8. His letter of Aug. 26 above.
9. For Metcalf Bowler see the DAB, and for Henry Marchant above, XVIII, 145; XIX, 212–13. George Rome was an English merchant, who had come to Newport in 1761 to collect debts for a London firm; he and Thomas Moffatt were members of a group that made itself intensely unpopular, just before the Stamp Act crisis, by seeking revocation of the Rhode Island charter. Edmund S. and Helen M. Morgan, The Stamp Act Crisis … (Chapel Hill, N.C., ), pp. 47–8. Cushing’s inquiry about the letter in 1767 from Rome to Moffatt, part of the Hutchinson correspondence and printed below at the end of the appendix, is the first evidence that the Speaker had returned the original MSS to BF; they have vanished, along with whatever note accompanied them. Bowler’s letter, dated Aug. 20, 1773, and now in the Library of Congress, explained that Rome should be prosecuted, in the opinion of the Rhode Island House of Deputies, for having tried to promote measures that would subvert the rights of all the colonies and reduce them to slavery. A second inquiry from Bowler elicited a second request from Cushing below, Dec. 11. Whether or not BF produced the original, Rome was later haled before the House and imprisoned: Sabine, Loyalists, II, 237–8.

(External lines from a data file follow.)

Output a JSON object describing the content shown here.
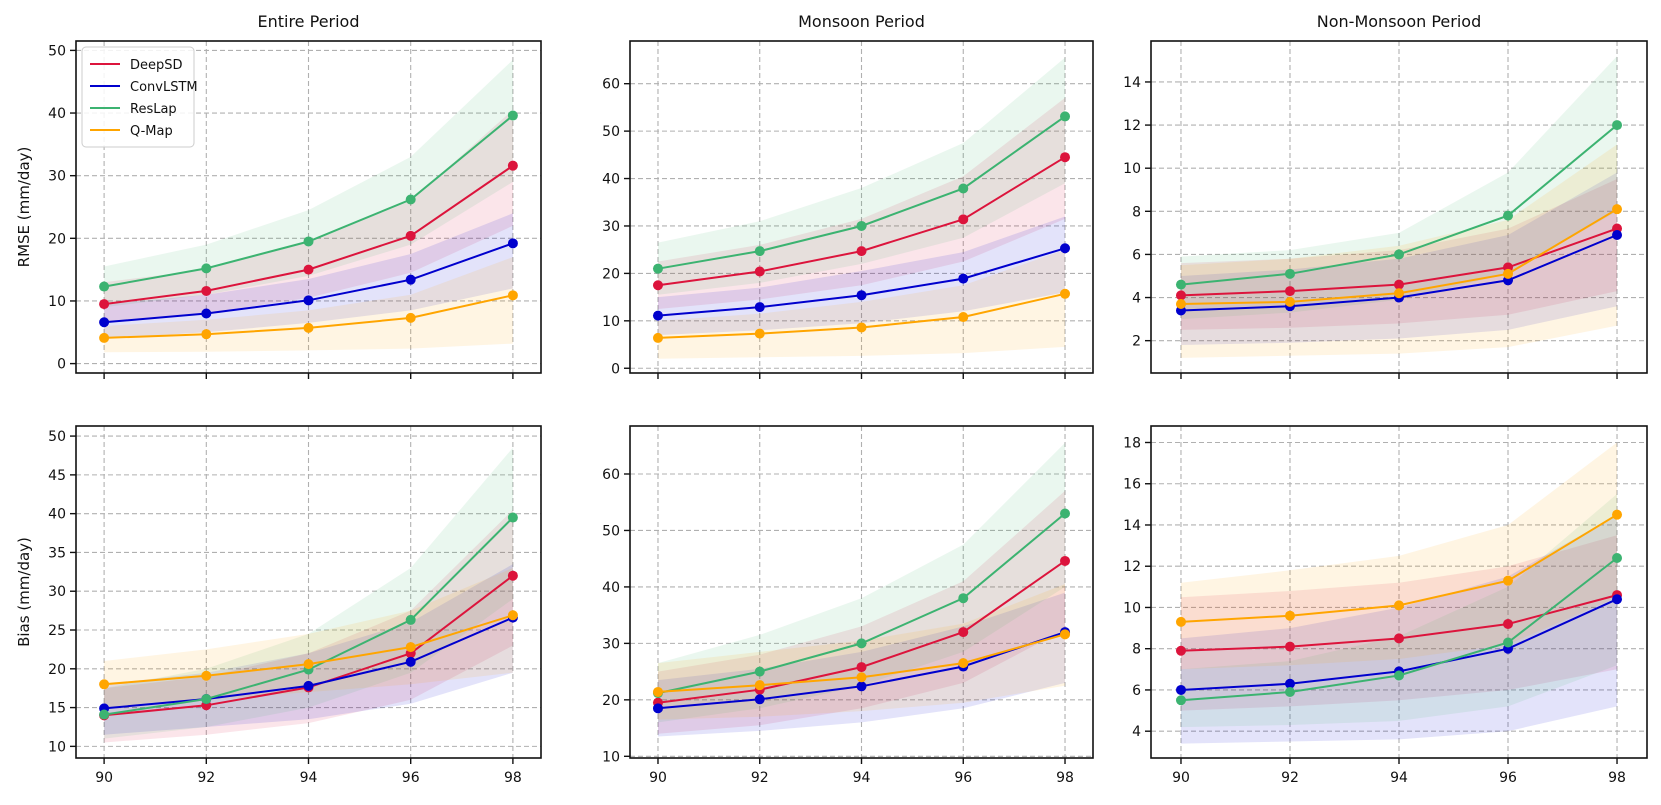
{
  "figure": {
    "legend_position": "upper-left"
  },
  "series_styles": [
    {
      "name": "DeepSD",
      "color": "#dc143c"
    },
    {
      "name": "ConvLSTM",
      "color": "#0000cd"
    },
    {
      "name": "ResLap",
      "color": "#3cb371"
    },
    {
      "name": "Q-Map",
      "color": "#ffa500"
    }
  ],
  "chart_data": [
    {
      "type": "line",
      "title": "Entire Period",
      "xlabel": "",
      "ylabel": "RMSE (mm/day)",
      "x": [
        90,
        92,
        94,
        96,
        98
      ],
      "ylim": [
        -1.5,
        51.5
      ],
      "yticks": [
        0,
        10,
        20,
        30,
        40,
        50
      ],
      "xticks": [
        90,
        92,
        94,
        96,
        98
      ],
      "legend": true,
      "grid": true,
      "series": [
        {
          "name": "DeepSD",
          "values": [
            9.5,
            11.6,
            15.0,
            20.4,
            31.6
          ],
          "lower": [
            6.5,
            8.0,
            10.5,
            14.5,
            22.0
          ],
          "upper": [
            13.0,
            15.0,
            19.5,
            26.0,
            40.5
          ]
        },
        {
          "name": "ConvLSTM",
          "values": [
            6.6,
            8.0,
            10.1,
            13.4,
            19.2
          ],
          "lower": [
            4.0,
            5.0,
            6.5,
            8.5,
            12.0
          ],
          "upper": [
            9.5,
            11.0,
            13.5,
            17.5,
            24.0
          ]
        },
        {
          "name": "ResLap",
          "values": [
            12.3,
            15.2,
            19.5,
            26.2,
            39.6
          ],
          "lower": [
            9.0,
            11.0,
            14.0,
            19.0,
            29.0
          ],
          "upper": [
            15.5,
            19.0,
            24.5,
            33.0,
            48.5
          ]
        },
        {
          "name": "Q-Map",
          "values": [
            4.1,
            4.7,
            5.7,
            7.3,
            10.9
          ],
          "lower": [
            1.8,
            1.9,
            2.1,
            2.4,
            3.2
          ],
          "upper": [
            6.0,
            7.0,
            8.5,
            11.0,
            17.0
          ]
        }
      ]
    },
    {
      "type": "line",
      "title": "Monsoon Period",
      "xlabel": "",
      "ylabel": "",
      "x": [
        90,
        92,
        94,
        96,
        98
      ],
      "ylim": [
        -1,
        69
      ],
      "yticks": [
        0,
        10,
        20,
        30,
        40,
        50,
        60
      ],
      "xticks": [
        90,
        92,
        94,
        96,
        98
      ],
      "legend": false,
      "grid": true,
      "series": [
        {
          "name": "DeepSD",
          "values": [
            17.5,
            20.4,
            24.7,
            31.4,
            44.5
          ],
          "lower": [
            12.5,
            14.5,
            17.5,
            22.5,
            31.5
          ],
          "upper": [
            22.5,
            26.0,
            31.5,
            40.5,
            57.0
          ]
        },
        {
          "name": "ConvLSTM",
          "values": [
            11.1,
            12.9,
            15.4,
            18.9,
            25.3
          ],
          "lower": [
            7.0,
            8.0,
            9.5,
            12.0,
            16.0
          ],
          "upper": [
            15.0,
            17.0,
            20.5,
            24.5,
            32.0
          ]
        },
        {
          "name": "ResLap",
          "values": [
            21.0,
            24.7,
            30.0,
            37.9,
            53.1
          ],
          "lower": [
            15.5,
            18.0,
            22.0,
            27.5,
            39.0
          ],
          "upper": [
            26.5,
            31.0,
            38.0,
            47.5,
            65.5
          ]
        },
        {
          "name": "Q-Map",
          "values": [
            6.4,
            7.3,
            8.6,
            10.8,
            15.7
          ],
          "lower": [
            2.0,
            2.3,
            2.6,
            3.2,
            4.5
          ],
          "upper": [
            10.0,
            11.5,
            14.0,
            17.5,
            25.0
          ]
        }
      ]
    },
    {
      "type": "line",
      "title": "Non-Monsoon Period",
      "xlabel": "",
      "ylabel": "",
      "x": [
        90,
        92,
        94,
        96,
        98
      ],
      "ylim": [
        0.5,
        15.9
      ],
      "yticks": [
        2,
        4,
        6,
        8,
        10,
        12,
        14
      ],
      "xticks": [
        90,
        92,
        94,
        96,
        98
      ],
      "legend": false,
      "grid": true,
      "series": [
        {
          "name": "DeepSD",
          "values": [
            4.1,
            4.3,
            4.6,
            5.4,
            7.2
          ],
          "lower": [
            2.5,
            2.6,
            2.8,
            3.2,
            4.3
          ],
          "upper": [
            5.6,
            5.8,
            6.2,
            7.2,
            9.5
          ]
        },
        {
          "name": "ConvLSTM",
          "values": [
            3.4,
            3.6,
            4.0,
            4.8,
            6.9
          ],
          "lower": [
            1.8,
            1.9,
            2.1,
            2.5,
            3.6
          ],
          "upper": [
            5.0,
            5.3,
            5.8,
            6.9,
            9.8
          ]
        },
        {
          "name": "ResLap",
          "values": [
            4.6,
            5.1,
            6.0,
            7.8,
            12.0
          ],
          "lower": [
            3.0,
            3.3,
            3.9,
            5.1,
            8.0
          ],
          "upper": [
            5.9,
            6.2,
            7.0,
            9.8,
            15.2
          ]
        },
        {
          "name": "Q-Map",
          "values": [
            3.7,
            3.8,
            4.2,
            5.1,
            8.1
          ],
          "lower": [
            1.2,
            1.3,
            1.4,
            1.7,
            2.7
          ],
          "upper": [
            5.5,
            5.8,
            6.4,
            7.6,
            11.1
          ]
        }
      ]
    },
    {
      "type": "line",
      "title": "",
      "xlabel": "",
      "ylabel": "Bias (mm/day)",
      "x": [
        90,
        92,
        94,
        96,
        98
      ],
      "ylim": [
        8.5,
        51.3
      ],
      "yticks": [
        10,
        15,
        20,
        25,
        30,
        35,
        40,
        45,
        50
      ],
      "xticks": [
        90,
        92,
        94,
        96,
        98
      ],
      "legend": false,
      "grid": true,
      "series": [
        {
          "name": "DeepSD",
          "values": [
            14.0,
            15.3,
            17.6,
            22.0,
            32.0
          ],
          "lower": [
            10.5,
            11.5,
            13.0,
            16.0,
            23.0
          ],
          "upper": [
            17.5,
            19.0,
            22.0,
            27.5,
            40.5
          ]
        },
        {
          "name": "ConvLSTM",
          "values": [
            14.9,
            16.1,
            17.8,
            20.9,
            26.6
          ],
          "lower": [
            11.5,
            12.5,
            13.5,
            15.5,
            19.5
          ],
          "upper": [
            18.0,
            19.5,
            22.0,
            26.0,
            33.5
          ]
        },
        {
          "name": "ResLap",
          "values": [
            14.1,
            16.1,
            19.9,
            26.3,
            39.5
          ],
          "lower": [
            11.0,
            12.5,
            15.0,
            19.5,
            29.0
          ],
          "upper": [
            17.5,
            20.0,
            24.5,
            33.0,
            48.5
          ]
        },
        {
          "name": "Q-Map",
          "values": [
            18.0,
            19.1,
            20.6,
            22.8,
            26.9
          ],
          "lower": [
            15.0,
            16.0,
            17.0,
            18.0,
            19.5
          ],
          "upper": [
            21.0,
            22.5,
            24.5,
            27.5,
            33.0
          ]
        }
      ]
    },
    {
      "type": "line",
      "title": "",
      "xlabel": "",
      "ylabel": "",
      "x": [
        90,
        92,
        94,
        96,
        98
      ],
      "ylim": [
        9.7,
        68.5
      ],
      "yticks": [
        10,
        20,
        30,
        40,
        50,
        60
      ],
      "xticks": [
        90,
        92,
        94,
        96,
        98
      ],
      "legend": false,
      "grid": true,
      "series": [
        {
          "name": "DeepSD",
          "values": [
            19.5,
            21.8,
            25.8,
            32.0,
            44.6
          ],
          "lower": [
            14.0,
            15.5,
            18.5,
            23.0,
            32.5
          ],
          "upper": [
            25.0,
            28.0,
            33.0,
            41.0,
            57.0
          ]
        },
        {
          "name": "ConvLSTM",
          "values": [
            18.5,
            20.1,
            22.4,
            25.9,
            32.0
          ],
          "lower": [
            13.5,
            14.5,
            16.0,
            18.5,
            23.0
          ],
          "upper": [
            23.5,
            25.5,
            28.5,
            33.0,
            39.0
          ]
        },
        {
          "name": "ResLap",
          "values": [
            21.2,
            25.0,
            30.0,
            38.0,
            53.0
          ],
          "lower": [
            16.0,
            18.5,
            22.5,
            28.5,
            40.0
          ],
          "upper": [
            26.5,
            31.5,
            38.0,
            47.5,
            65.5
          ]
        },
        {
          "name": "Q-Map",
          "values": [
            21.4,
            22.6,
            24.0,
            26.5,
            31.6
          ],
          "lower": [
            16.5,
            17.0,
            18.0,
            19.5,
            22.5
          ],
          "upper": [
            26.5,
            28.5,
            30.5,
            33.5,
            40.5
          ]
        }
      ]
    },
    {
      "type": "line",
      "title": "",
      "xlabel": "",
      "ylabel": "",
      "x": [
        90,
        92,
        94,
        96,
        98
      ],
      "ylim": [
        2.7,
        18.8
      ],
      "yticks": [
        4,
        6,
        8,
        10,
        12,
        14,
        16,
        18
      ],
      "xticks": [
        90,
        92,
        94,
        96,
        98
      ],
      "legend": false,
      "grid": true,
      "series": [
        {
          "name": "DeepSD",
          "values": [
            7.9,
            8.1,
            8.5,
            9.2,
            10.6
          ],
          "lower": [
            5.0,
            5.2,
            5.5,
            6.0,
            7.0
          ],
          "upper": [
            10.5,
            10.8,
            11.2,
            12.0,
            13.5
          ]
        },
        {
          "name": "ConvLSTM",
          "values": [
            6.0,
            6.3,
            6.9,
            8.0,
            10.4
          ],
          "lower": [
            3.4,
            3.5,
            3.6,
            4.0,
            5.2
          ],
          "upper": [
            8.5,
            9.0,
            10.0,
            11.5,
            14.5
          ]
        },
        {
          "name": "ResLap",
          "values": [
            5.5,
            5.9,
            6.7,
            8.3,
            12.4
          ],
          "lower": [
            4.2,
            4.3,
            4.5,
            5.2,
            7.2
          ],
          "upper": [
            7.0,
            7.4,
            8.6,
            11.0,
            15.5
          ]
        },
        {
          "name": "Q-Map",
          "values": [
            9.3,
            9.6,
            10.1,
            11.3,
            14.5
          ],
          "lower": [
            7.0,
            7.2,
            7.5,
            8.2,
            10.5
          ],
          "upper": [
            11.2,
            11.8,
            12.5,
            14.0,
            18.0
          ]
        }
      ]
    }
  ]
}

10. For the issues at stake in this controversy see above, pp. 111 n, 125 n. Royal warrants issued in August, 1772, for paying the judges’ salaries had not arrived by January, 1773, when the House voted the stipends for the previous year; Hutchinson delayed his assent until he had made sure that payments by the province and the crown would not overlap. In February the House voted the judicial salaries in advance for 1773; the Governor refused assent on the ground that paying for future services was unprecedented and would defeat the King’s intent. In March the House resolved that any judge who accepted a royal salary was promoting arbitrary government, and in June it declared that the judges must, on pain of impeachment, say whether they would accept. Bradford, ed., Mass. State Papers, pp. 365–7, 397–8; Mass. Arch., XXVII, 444–5, 452; Mass. House Jour., 1st session, May–June, 1773, pp. 87–8, 94. The warrants, to judge by Cushing’s inquiry, had still not arrived in September, more than a year after they had been issued.

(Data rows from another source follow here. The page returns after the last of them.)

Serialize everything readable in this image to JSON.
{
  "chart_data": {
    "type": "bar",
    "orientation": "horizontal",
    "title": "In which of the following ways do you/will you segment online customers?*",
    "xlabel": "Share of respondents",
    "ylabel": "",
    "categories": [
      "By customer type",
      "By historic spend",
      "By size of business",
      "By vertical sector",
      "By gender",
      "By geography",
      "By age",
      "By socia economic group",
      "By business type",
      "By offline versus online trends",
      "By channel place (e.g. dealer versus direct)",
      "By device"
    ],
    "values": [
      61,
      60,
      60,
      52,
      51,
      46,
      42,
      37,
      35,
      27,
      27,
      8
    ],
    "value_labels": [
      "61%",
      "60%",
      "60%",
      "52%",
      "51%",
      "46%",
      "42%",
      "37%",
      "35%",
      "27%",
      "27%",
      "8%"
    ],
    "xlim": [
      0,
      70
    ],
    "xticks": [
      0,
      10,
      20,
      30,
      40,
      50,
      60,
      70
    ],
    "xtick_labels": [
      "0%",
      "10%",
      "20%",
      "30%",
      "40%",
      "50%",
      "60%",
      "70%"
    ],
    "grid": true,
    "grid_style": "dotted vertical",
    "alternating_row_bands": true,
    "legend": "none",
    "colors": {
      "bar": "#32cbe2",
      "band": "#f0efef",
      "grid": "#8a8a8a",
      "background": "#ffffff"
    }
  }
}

1. The Mass. Spy of Sept. 16, which contained a letter attacking Chief Justice Peter Oliver for refusing to say whether he would take a royal salary, and a demand from the grand jury of the Superior Court, echoing the June resolution of the House mentioned above, that he and the other judges explain where they stood on the question.
2. Cushing misdated the copy of his letter of the 26th, mentioned in the first sentence.